1. **Ramp scenarios essentially no-ops because of routing geometry**: in baseline the Dijkstra path J2→J7→J5 (bypass) is already shorter than via E03_UP, so the narrow ramp is never traversed. The agent did not detect or comment on this; results for `ramp_closed` and `ramp_upgrade` are therefore byte-identical (or near-identical) to baseline, which is technically correct but a notable modelling blind spot for a decision-support artefact.
2. **Single monolithic file with poor separation of concerns**: `sim.py` mixes I/O, graph building, simulation, experiments, and output serialisation in one 415-line module with hard-coded paths, no type hints, no CLI, and no dependency manifest — runs only from the submission root.

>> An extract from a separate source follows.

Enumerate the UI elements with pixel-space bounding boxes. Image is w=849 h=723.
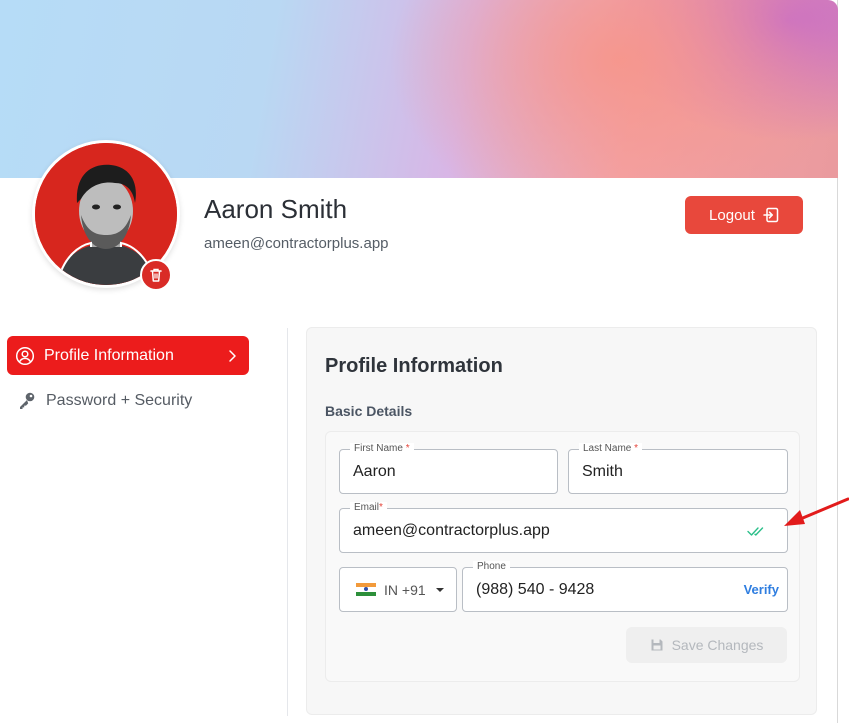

3. **Soft failure modes and missing rigour**: silent `break` when no path exists (prompt explicitly asks for clear failure), no warm-up justification, `top_bottlenecks` left empty in summary.json, the proposed "Upgrade Crusher" scenario was named but never executed, and the conceptual model entity list is thin.

## Final recommendation

**Marginal-to-solid submission.** The simulation is correct, reproducible, and gives the operator the right top-line answer (crusher is the bottleneck). However, code organisation is weak, the ramp scenarios coincidentally produce no signal because of how baseline routing already avoids the ramp — and the agent did not catch or report this artefact. Trust this **partially** as a first-pass decision-support artefact: enough to focus management attention on the crusher, but a code refactor and an explicit re-examination of when E03 is actually used should happen before relying on the ramp-related conclusions.